Learn something new every day. I’ve known for some time that it’s better to have your motor controller plugged into the cortex directly, and then use extensions to get the rest of the way to the motor, but I didn’t realize there was an official/scientific reason for doing so. Well, I just came across something on the VEX Forum that had me actually *read* the product page for motor controllers, and lo! and behold:
Note: We recommend using no more more than one (1) 3-Wire extension cable in between the Motor Controller 29 and a VEX Microcontroller. For longer extensions, use 2-Wire extension cables in between the Motor Controller 29 and a VEX 2-Wire motor
We have a lab full of 3-wire extensions; I think we don’t even own 2-wire extensions. If you’re like me with a bin full of 3-wires, there’s good news! You can use your 3-wire extension in place of a 2-wire extension (but not the other way around).

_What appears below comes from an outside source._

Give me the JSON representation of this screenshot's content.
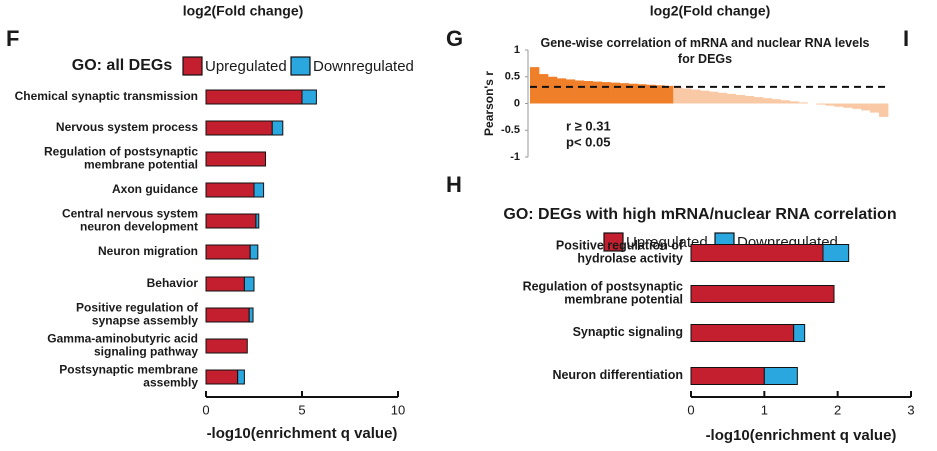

Side note: You’ll still need 3-wire extensions for connecting sensors to the cortex, and short 3-wire extensions to go from the cortex to the power expander.
What Those Wires Do
Some background for the uninitiated. Most cortex ports have 3-pin plugs; one end of a motor controller also has 3-pins. Pretty obvious what happens there. The other end of the motor controller has a 2-wire extension, which matches up to the 2-wire lead coming out of the motor.
Why not 3 wires all the way to the motor? What’s the difference?
- The red (orange) wire, as usual, carries current.
- The black wire, as usual, is the ground.
- The white wire is for what’s called “signal”.
As described in my post on motor controllers, the MCs are what control the electricity flow from the cortex to the motor itself, using what’s called PWM (pulse-width modulation). MCs turn on & off rapidly to allow power to get to the motor. For 127 (full) power, the motor controller is sending power through constantly, like an open spigot. For 64 (half) power, the MC is sending 100% power through, 50% of the time. It’s turning the spigot on & off very rapidly so that half the time it’s allowing 0 and the other half of the time it’s sending 100%. There is no actual “half power” for VEX motors; it’s either 0 or 100%, and it’s the amount of time, essentially, that electricity is getting through to the motors that produces different speeds/outputs on the robot.
So how does the motor controller know what pulse rate to use? How does it know how much to turn on & off? Well, that’s where the white wire comes in. The white wire’s purpose (in regards to motors) is to allow the cortex to send instructions—”signal”—to the MC.
And that’s why the white wire only travels from the cortex as far as the motor controller. It’s those 2 things that need to talk to each other.
Back to the product page advice: If the signal from the cortex to the MC has to travel over a series of really long extensions, the signal will degrade, so that the MC will not operate as well as if it were closer. The awesome jpearman from this VEX Forum post explains the technical details:
The instance when a motor starts it is by definition stalled and will draw high current (4.8A per the spec for a 393). The high current will cause a voltage drop at the MC29 due to the resistance of the wire if it’s on a long extension. If the voltage at the input to the MC29 drops below 5V then the MC29 can reset and disable the motor, current now drops to zero and the voltage rises again. This sequence can repeat until the motor starts to turn.
But All I Have Is 3-Wire Extensions!
Never fear. The world works in your favor this time. You can indeed use what you have, and you don’t *have* to buy more. The first image here shows where in the cortex–MC–motor system each extension wire is used.
And with the somewhat-hokey-but-perfectly-acceptable method of using a 3-wire in place of a 2-wire, you’d have it like this:
So never fear if all you have is 3-wire extensions. You’re still good to go.
Mentors: if the “only 1 extension between the cortex and motor controller” rule is news to you, it’s probably news to your students too; pass the word.